1)That he rejects the Blairite canard that Corbyn's leadership victory was caused by "Trot entryists&quot Corbyn got 250,000 votes-even in the Eighties, there were never more that 20,000 Trotskyists in the entire country and most of the Labour Left hated them; today, at most, there might possibly be 8,000).

2)That he rejects the idea that no one but the leader and the PLP should have a say in how the party is run, who is selected as candidates and what it stands for. All the PLP are are a group of people who managed to win seats in places where ANYONE could count on winning as a Labour candidate-they are not above everyone else in the party and they have no greater intrinsic wisdom than people who don't happen to have seats in the commons.

And none of Labour's current problems are down to the rank-and-file having too much say. The rank and file had no say at all in the failed campaigns of 2010 or 2015, have so far played no role in the drafting of Labour policies(the last party conference was still run under Blairite rules and its policies were essentially dictated by Blair-Brown-Miliband loyalists in the party bureauracy).

3)That he accepts that Momentum is an honorable legitimate organization that has just as much right to be part of Labour as does Tribune or Progress or any other group within the party.

 

Ken Burch

(50,254 posts)
6. Eagle still needs to apologize for accusing Corbyn supporters of shouting homophobic slurs at her
Wed Jul 20, 2016, 03:07 AM
Jul 2016

at a constituency meeting she didn't even attend.

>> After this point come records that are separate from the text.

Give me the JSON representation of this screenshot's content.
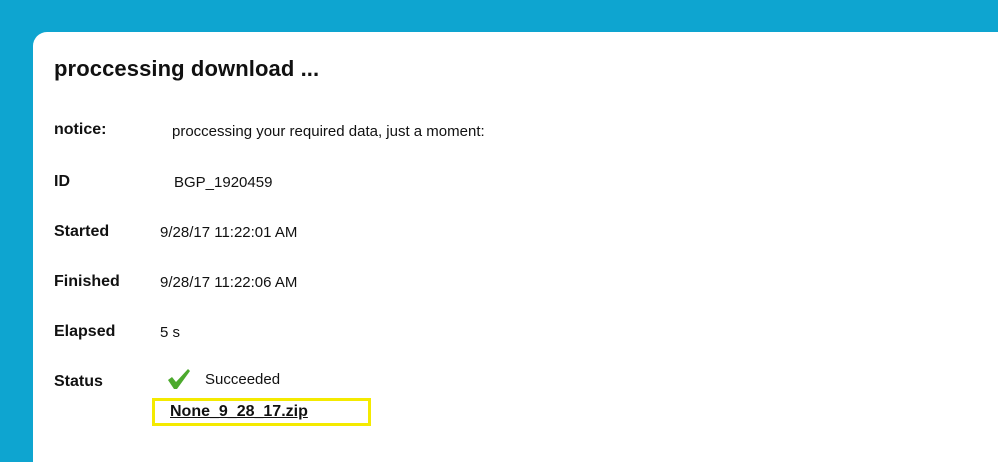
{
  "page": {
    "title": "proccessing download ..."
  },
  "rows": {
    "notice": {
      "label": "notice:",
      "value": "proccessing your required data, just a moment:"
    },
    "id": {
      "label": "ID",
      "value": "BGP_1920459"
    },
    "started": {
      "label": "Started",
      "value": "9/28/17 11:22:01 AM"
    },
    "finished": {
      "label": "Finished",
      "value": "9/28/17 11:22:06 AM"
    },
    "elapsed": {
      "label": "Elapsed",
      "value": "5 s"
    },
    "status": {
      "label": "Status",
      "value": "Succeeded",
      "icon": "checkmark-icon",
      "icon_color": "#4caa2d"
    }
  },
  "download": {
    "filename": "None_9_28_17.zip"
  },
  "colors": {
    "background": "#0ea5d0",
    "panel": "#ffffff",
    "highlight_border": "#f4ea00",
    "text": "#111111"
  }
}
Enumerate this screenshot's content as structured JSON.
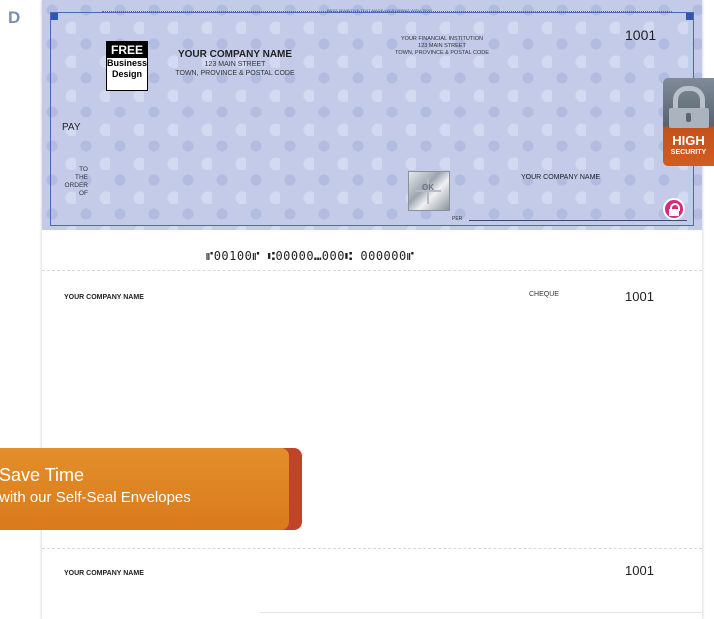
{
  "page_letter": "D",
  "cheque": {
    "microprint_text": "BEST SENSITIVE TEXT MADE MICROPRINT WITH TEXT",
    "logo": {
      "top": "FREE",
      "line1": "Business",
      "line2": "Design"
    },
    "company": {
      "name": "YOUR COMPANY NAME",
      "street": "123 MAIN STREET",
      "city": "TOWN, PROVINCE & POSTAL CODE"
    },
    "bank": {
      "name": "YOUR FINANCIAL INSTITUTION",
      "street": "123 MAIN STREET",
      "city": "TOWN, PROVINCE & POSTAL CODE"
    },
    "number": "1001",
    "pay_label": "PAY",
    "to_order": {
      "l1": "TO",
      "l2": "THE",
      "l3": "ORDER",
      "l4": "OF"
    },
    "hologram_text": "OK",
    "signature_company": "YOUR COMPANY NAME",
    "per_label": "PER",
    "micr": "⑈00100⑈ ⑆00000⑉000⑆ 000000⑈"
  },
  "stub1": {
    "company": "YOUR COMPANY NAME",
    "cheque_label": "CHEQUE",
    "number": "1001"
  },
  "stub2": {
    "company": "YOUR COMPANY NAME",
    "number": "1001"
  },
  "security_badge": {
    "high": "HIGH",
    "security": "SECURITY"
  },
  "banner": {
    "title": "Save Time",
    "subtitle": "with our Self-Seal Envelopes"
  },
  "colors": {
    "cheque_background": "#c3cbe8",
    "cheque_border": "#4a69b5",
    "banner_orange": "#e38f2a",
    "banner_red": "#c0442a",
    "lock_pink": "#d9297a"
  }
}
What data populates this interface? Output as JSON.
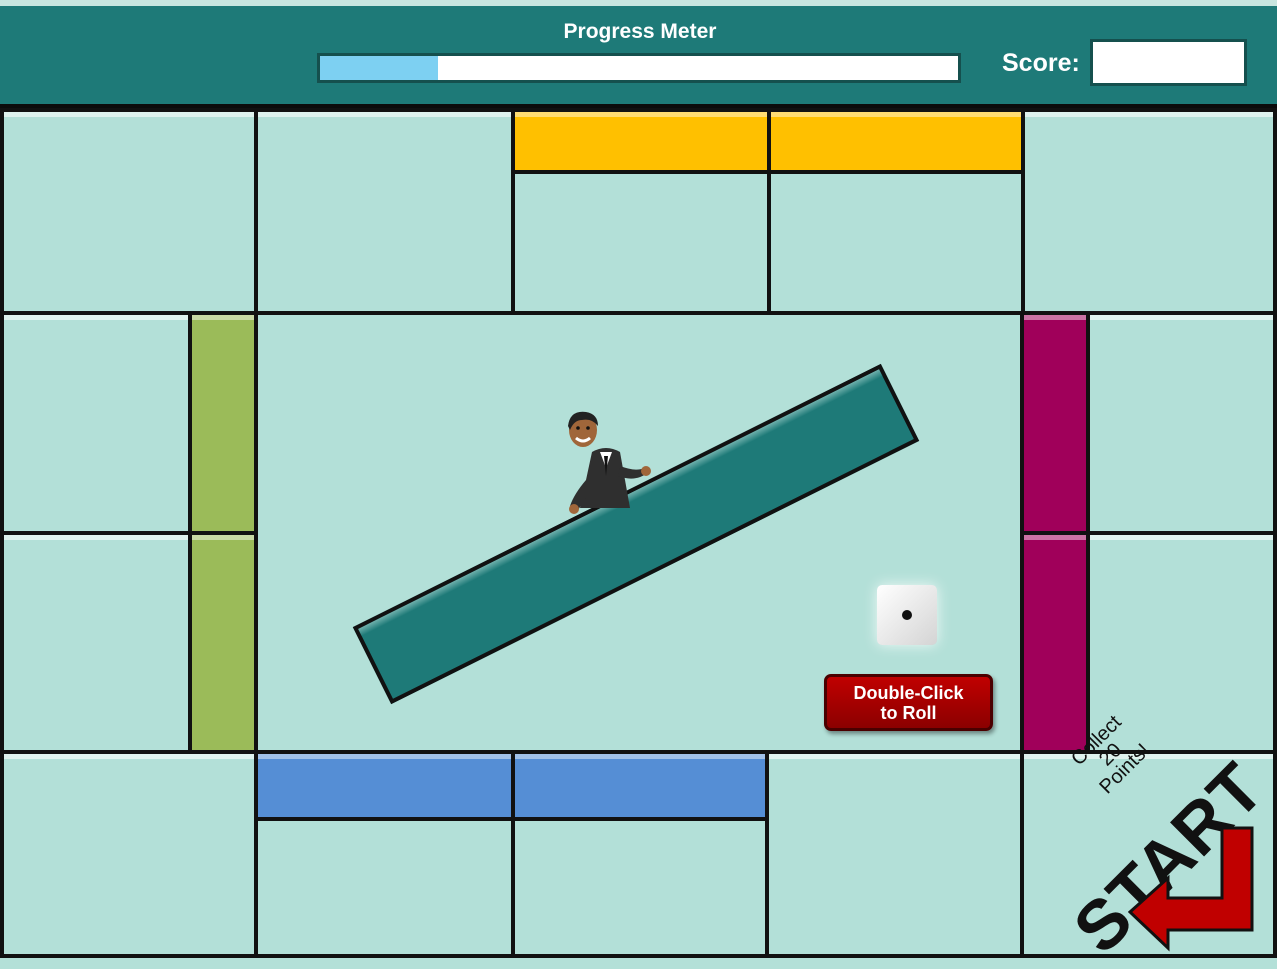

And for implying that Momentum is a bigoted organization.

And for implying that leftists through a brick through her office window when actually

1)No one knows who threw the brick or why;

2)The window that was broken wasn't in her office...it was just in the building her office is in(a building shared with several other tenants);

3)The broken glass from the window was OUTSIDE the building...suggesting the window was broken from inside, not from a brick thrown from outside.

She should have left it at calling Corbyn a less effective leader than he might have been. She never needed to the war against Momentum or to abet the slur that Momentum was Trotskyists conspiring to destroy the Labour Party. There are, at most, 10,000 Trots in the entire UK and the overwhelming majority of them despise each other. There's no way a group that small could have organized 250,000 people to do anything.